Он играл в бильярд с ее сводным братом Антониу и позволял тому выигрывать. Она слышала, как они переговариваются по-английски, и ловила жадный взгляд голубых глаз сквозь клубы гаванского дыма.

На следующее утро лейтенант пришел с подарками: двумя шарфами из мадрасского шелка, ожерельем из марказита и позолоченным туалетным зеркалом – все это предназначалось для дам короля.

На закате они отправились в сад Зомаи (беленые стволы манговых деревьев, ветерок шевелит ветви кокосовых пальм), где Дон Франсишку когда-то построил китайский павильон.

Павильон имел вздернутые карнизы и круглые окна. Старый садовник подмел его дочиста, словно для пикника. Когда они вошли в дом, садовник выскользнул прочь, и она подумала: «Значит, все это устроил мой брат».

Ее верхнюю губу уколола щетина его усов. Сначала его руки были нежными, но потом она почувствовала, как они твердеют. Она резко отстранилась – так, что порвала платье.
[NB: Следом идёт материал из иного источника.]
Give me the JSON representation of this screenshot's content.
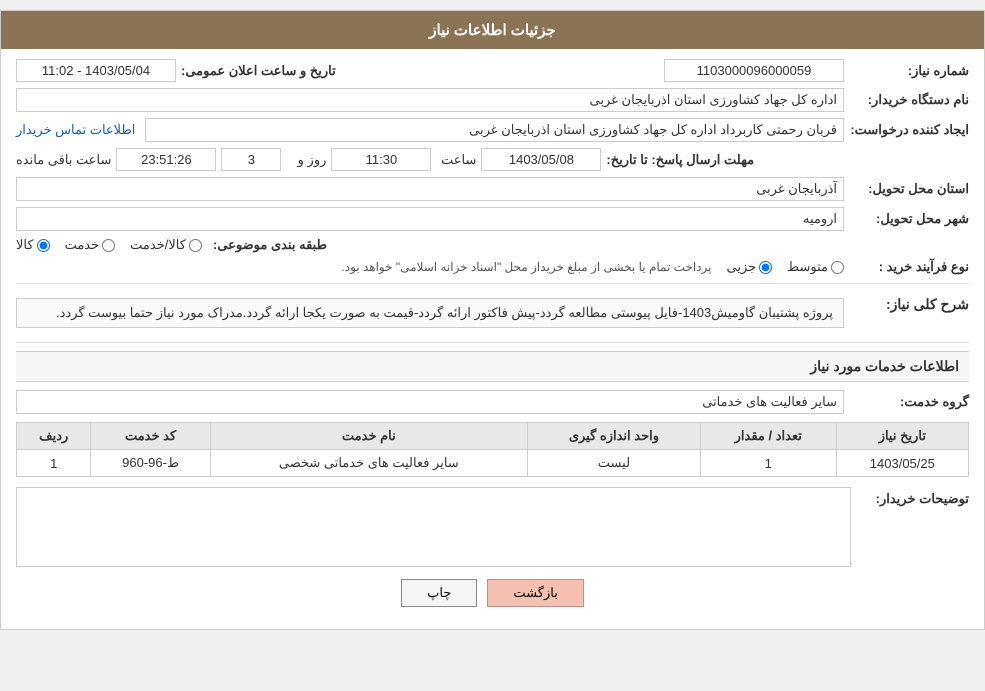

От неожиданности он уронил ее. Она не закричала, но выбежала из сада на красную улицу, где репетировали мальчики-барабанщики из племени фон. Они стали глумиться, показывать на нее пальцами и ускорять ритм, когда она пробегала мимо.

Эужения закрылась в своей комнате и легла лицом вниз на медную кровать, покрытую местными тканями. Только когда подушка стала мокрой от слез, она поняла всю степень своего одиночества.

Не то чтобы она не знала, чего ожидать. В Симбоджи девушек лишали девственности с легкостью лопнувшего стручка. С детства ей был знаком грубый смех женщин, нюхавших окровавленную тряпку. Сводные братья пытались ее изнасиловать. Сводные сестры поджимали губы, если к ним приближался кто-то темнее их самих, но всегда были готовы стать шлюхами белокожих моряков.

Прирожденный кодекс чести не позволял ей опускаться до их уровня.

Однако, когда он вернулся утром, бормоча извинения, она, словно очарованная кукла-автомат, упала в его объятия.

Она сказала:

– Возьми меня с собой!

– Возьму, – ответил он и тут же пожалел об этом.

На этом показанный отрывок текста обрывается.